Sir Tim Berners-Lee created the World Wide Web 30 years ago with a very different vision for global connectivity to what has materialised so far.

World Wide Web

The world wide web: from utopian to dystopian

The foundations of the World Wide Web were developed by Sir Tim Berners-Lee as part of his work at CERN in 1989. What made his software fundamentally different to other information systems being used on the internet was that the code was released by CERN for free, for anyone to use. Berners-Lee and others believed that to realise its potential the World Wide Web should be considered a public good, rather than being patented or gated.

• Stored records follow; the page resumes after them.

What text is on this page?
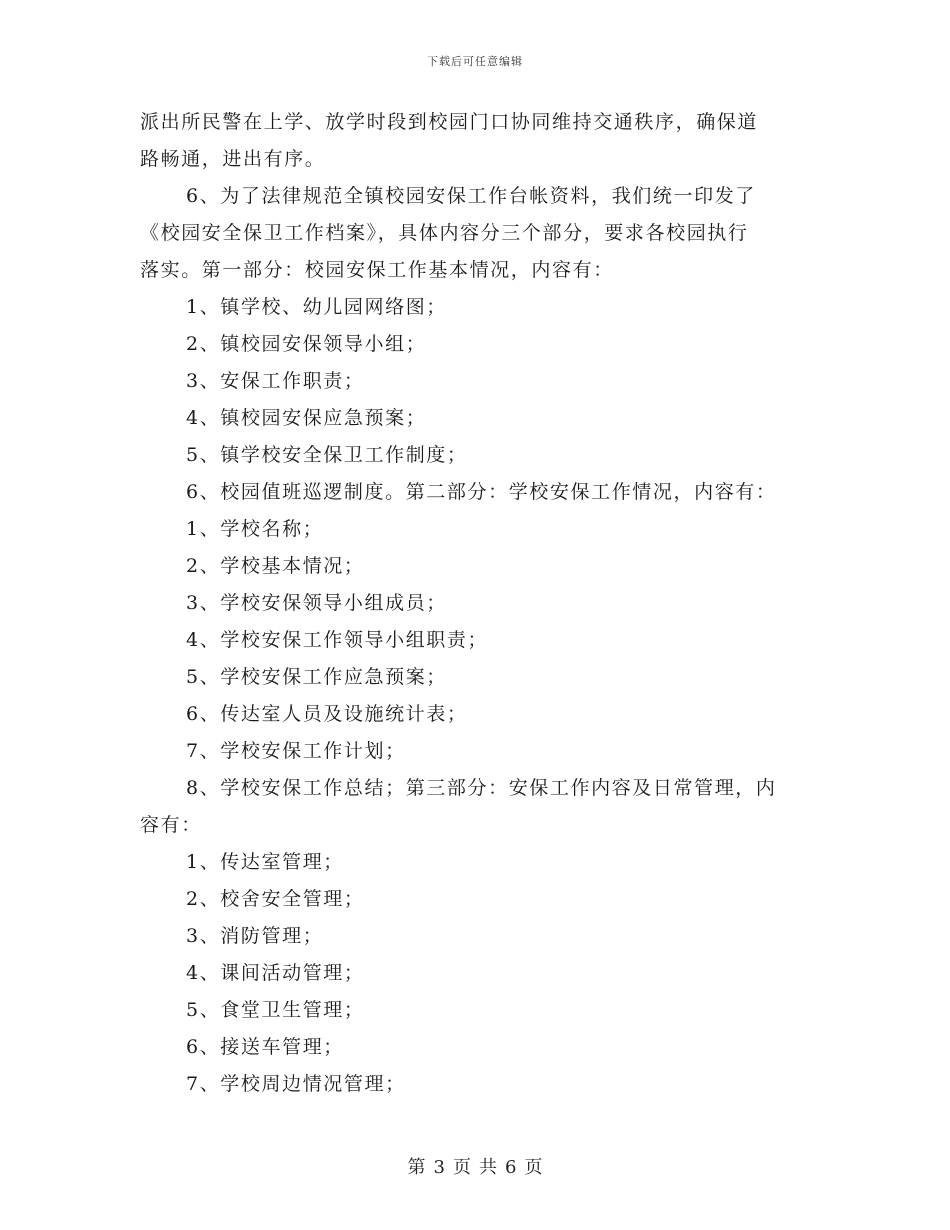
下载后可任意编辑
派出所民警在上学、放学时段到校园门口协同维持交通秩序，确保道
路畅通，进出有序。
6、为了法律规范全镇校园安保工作台帐资料，我们统一印发了
《校园安全保卫工作档案》，具体内容分三个部分，要求各校园执行
落实。第一部分：校园安保工作基本情况，内容有：
1、镇学校、幼儿园网络图；
2、镇校园安保领导小组；
3、安保工作职责；
4、镇校园安保应急预案；
5、镇学校安全保卫工作制度；
6、校园值班巡逻制度。第二部分：学校安保工作情况，内容有：
1、学校名称；
2、学校基本情况；
3、学校安保领导小组成员；
4、学校安保工作领导小组职责；
5、学校安保工作应急预案；
6、传达室人员及设施统计表；
7、学校安保工作计划；
8、学校安保工作总结；第三部分：安保工作内容及日常管理，内
容有：
1、传达室管理；
2、校舍安全管理；
3、消防管理；
4、课间活动管理；
5、食堂卫生管理；
6、接送车管理；
7、学校周边情况管理；
第 3 页 共 6 页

Early adopters were somewhat utopian. They believed that this new technology would be the basis of new social possibilities — decentralized, egalitarian, harmonious and free. The internet soon morphed from a countercultural enclave to a global community of users and prerequisite for economic prosperity.

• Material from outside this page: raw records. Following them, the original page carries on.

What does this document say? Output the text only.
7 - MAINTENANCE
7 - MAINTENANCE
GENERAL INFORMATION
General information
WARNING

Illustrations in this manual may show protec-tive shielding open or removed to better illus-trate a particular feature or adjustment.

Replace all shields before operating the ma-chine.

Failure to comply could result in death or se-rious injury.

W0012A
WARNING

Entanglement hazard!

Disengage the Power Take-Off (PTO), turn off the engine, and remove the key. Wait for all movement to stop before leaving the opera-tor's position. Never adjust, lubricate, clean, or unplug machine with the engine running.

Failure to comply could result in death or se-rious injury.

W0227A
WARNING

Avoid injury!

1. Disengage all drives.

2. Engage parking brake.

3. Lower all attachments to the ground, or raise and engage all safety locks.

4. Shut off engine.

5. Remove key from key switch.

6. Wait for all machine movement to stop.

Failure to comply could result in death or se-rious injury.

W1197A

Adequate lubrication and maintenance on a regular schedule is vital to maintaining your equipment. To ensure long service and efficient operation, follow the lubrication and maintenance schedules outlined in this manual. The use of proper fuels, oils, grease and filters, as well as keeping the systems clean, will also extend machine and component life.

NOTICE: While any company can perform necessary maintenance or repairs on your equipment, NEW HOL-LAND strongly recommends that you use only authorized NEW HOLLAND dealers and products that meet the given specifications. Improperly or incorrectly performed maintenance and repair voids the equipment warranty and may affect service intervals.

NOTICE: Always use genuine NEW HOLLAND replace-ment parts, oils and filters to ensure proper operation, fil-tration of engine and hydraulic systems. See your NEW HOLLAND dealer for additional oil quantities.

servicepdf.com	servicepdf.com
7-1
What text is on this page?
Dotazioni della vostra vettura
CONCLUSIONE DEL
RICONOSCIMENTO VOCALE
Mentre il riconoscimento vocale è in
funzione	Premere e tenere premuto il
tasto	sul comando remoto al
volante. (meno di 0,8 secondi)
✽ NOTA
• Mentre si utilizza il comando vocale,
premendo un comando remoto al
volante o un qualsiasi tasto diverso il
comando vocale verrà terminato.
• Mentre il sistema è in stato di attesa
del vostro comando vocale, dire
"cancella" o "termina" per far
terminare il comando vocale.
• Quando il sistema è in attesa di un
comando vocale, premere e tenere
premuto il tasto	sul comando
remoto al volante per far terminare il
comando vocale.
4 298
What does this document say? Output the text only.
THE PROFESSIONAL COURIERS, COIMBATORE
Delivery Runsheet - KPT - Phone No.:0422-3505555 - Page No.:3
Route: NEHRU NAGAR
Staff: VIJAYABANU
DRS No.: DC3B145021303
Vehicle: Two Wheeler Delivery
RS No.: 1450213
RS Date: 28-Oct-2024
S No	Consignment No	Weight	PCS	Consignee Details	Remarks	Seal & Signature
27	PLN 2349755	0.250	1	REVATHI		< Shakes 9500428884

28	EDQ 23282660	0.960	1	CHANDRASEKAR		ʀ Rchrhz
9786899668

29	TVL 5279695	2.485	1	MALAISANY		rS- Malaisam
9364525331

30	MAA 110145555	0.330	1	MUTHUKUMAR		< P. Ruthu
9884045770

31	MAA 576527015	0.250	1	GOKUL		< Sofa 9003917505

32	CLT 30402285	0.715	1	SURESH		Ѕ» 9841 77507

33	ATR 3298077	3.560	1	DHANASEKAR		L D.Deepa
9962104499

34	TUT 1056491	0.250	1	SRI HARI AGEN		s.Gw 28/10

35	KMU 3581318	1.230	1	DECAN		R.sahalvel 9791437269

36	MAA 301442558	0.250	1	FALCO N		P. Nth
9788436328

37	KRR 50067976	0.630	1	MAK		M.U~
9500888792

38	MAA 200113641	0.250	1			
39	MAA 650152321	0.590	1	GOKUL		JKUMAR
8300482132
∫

With unprecedented human connectivity, access to knowledge and innumerable day-to-day conveniences, the Web also has a dark side characterised by lack of transparency, the exploitation of user data, manipulation of human behaviour, misinformation and enabling a plethora of illegal activities. Instead of being the utopia people hoped for, the web serves as a reflection of ourselves and the societies that we live in — and is becoming a dystopian engine fuelled by data that is not merely reflecting, but changing the human experience to serve corporate profit.

For a better web and digital innovation

In light of the direction his invention has taken, Sir Tim Berners-Lee is now taking part in initiatives to reclaim the internet as an open platform serving purposes that benefit rather than harm humanity. At the global Web Summit in Lisbon he launched the World Wide Web Foundation’s #FortheWeb initiative, aiming to generate momentum for a global movement to counter the concentration of power on the web.

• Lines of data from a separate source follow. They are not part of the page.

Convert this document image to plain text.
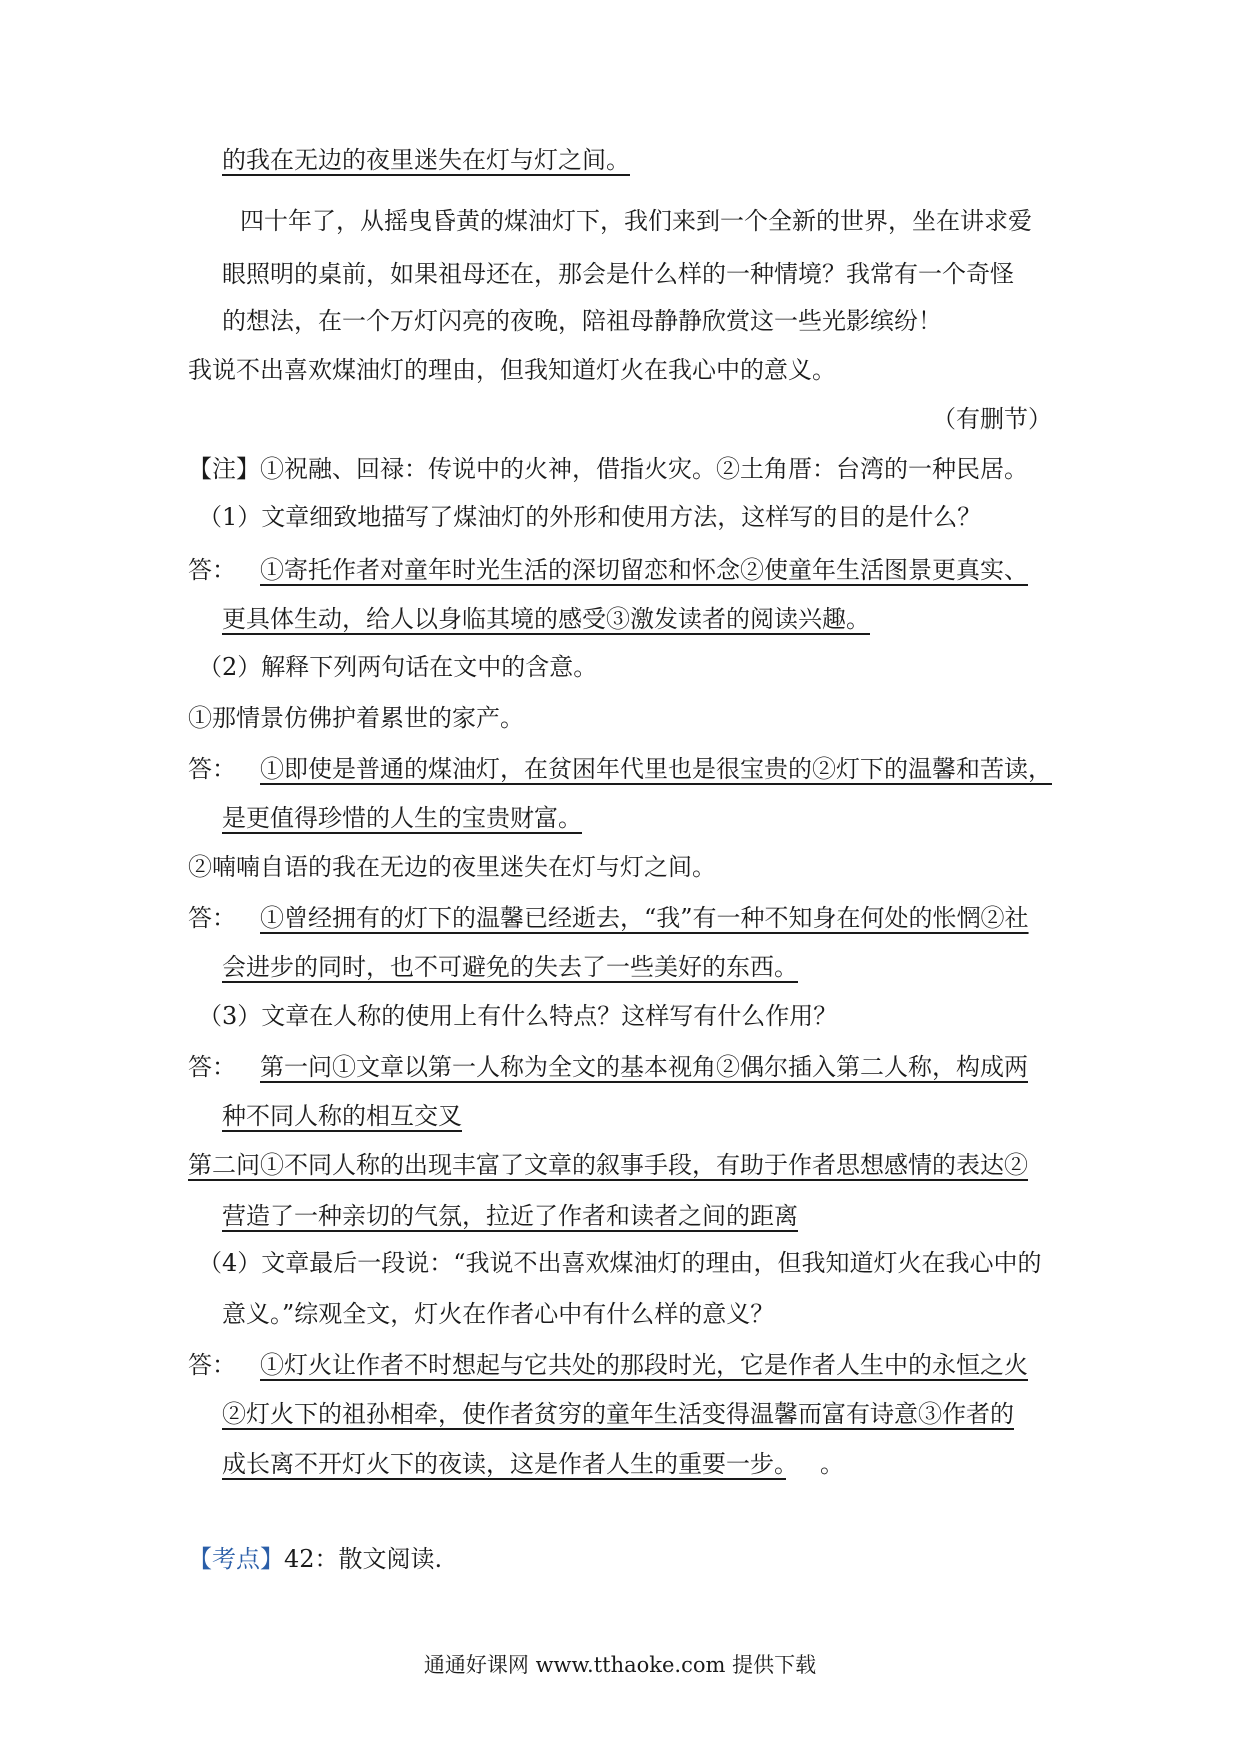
的我在无边的夜里迷失在灯与灯之间。
四十年了，从摇曳昏黄的煤油灯下，我们来到一个全新的世界，坐在讲求爱
眼照明的桌前，如果祖母还在，那会是什么样的一种情境？我常有一个奇怪
的想法，在一个万灯闪亮的夜晚，陪祖母静静欣赏这一些光影缤纷！
我说不出喜欢煤油灯的理由，但我知道灯火在我心中的意义。
（有删节）
【注】①祝融、回禄：传说中的火神，借指火灾。②土角厝：台湾的一种民居。
（1）文章细致地描写了煤油灯的外形和使用方法，这样写的目的是什么？
答： ①寄托作者对童年时光生活的深切留恋和怀念②使童年生活图景更真实、
更具体生动，给人以身临其境的感受③激发读者的阅读兴趣。
（2）解释下列两句话在文中的含意。
①那情景仿佛护着累世的家产。
答： ①即使是普通的煤油灯，在贫困年代里也是很宝贵的②灯下的温馨和苦读，
是更值得珍惜的人生的宝贵财富。
②喃喃自语的我在无边的夜里迷失在灯与灯之间。
答： ①曾经拥有的灯下的温馨已经逝去，“我”有一种不知身在何处的怅惘②社
会进步的同时，也不可避免的失去了一些美好的东西。
（3）文章在人称的使用上有什么特点？这样写有什么作用？
答： 第一问①文章以第一人称为全文的基本视角②偶尔插入第二人称，构成两
种不同人称的相互交叉
第二问①不同人称的出现丰富了文章的叙事手段，有助于作者思想感情的表达②
营造了一种亲切的气氛，拉近了作者和读者之间的距离
（4）文章最后一段说：“我说不出喜欢煤油灯的理由，但我知道灯火在我心中的
意义。”综观全文，灯火在作者心中有什么样的意义？
答： ①灯火让作者不时想起与它共处的那段时光，它是作者人生中的永恒之火
②灯火下的祖孙相牵，使作者贫穷的童年生活变得温馨而富有诗意③作者的
成长离不开灯火下的夜读，这是作者人生的重要一步。 。
【考点】42：散文阅读.
通通好课网 www.tthaoke.com 提供下载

Tim Berners-Lee at Web Summit 2018
Moments prior to Sir Tim Berners-Lee opening Web Summit with a plea for greater public and industry debate about the nature of the internet today. Web Summit opening, November 2018, Lisbon, Portugal.

Berners-Lee is also working on Solid, a project which will enable internet users to securely store and control their personal data through a data ‘POD’, providing a way for individuals to allow access to their data on an as-needs basis, rather than unknowingly providing hordes of data to different companies who then have control over it.

Although our internet society is far from reflecting the tenets needed for a truly open and human-serving web, we must remember that the global adoption of the World Wide Web is still in its formative years. If social and ethical considerations are part of development, design and implementation processes to come, then there is opportunity for course correction — and new human-oriented technological solutions and platforms that enrich rather than diminish the social fabric of societies can be realised.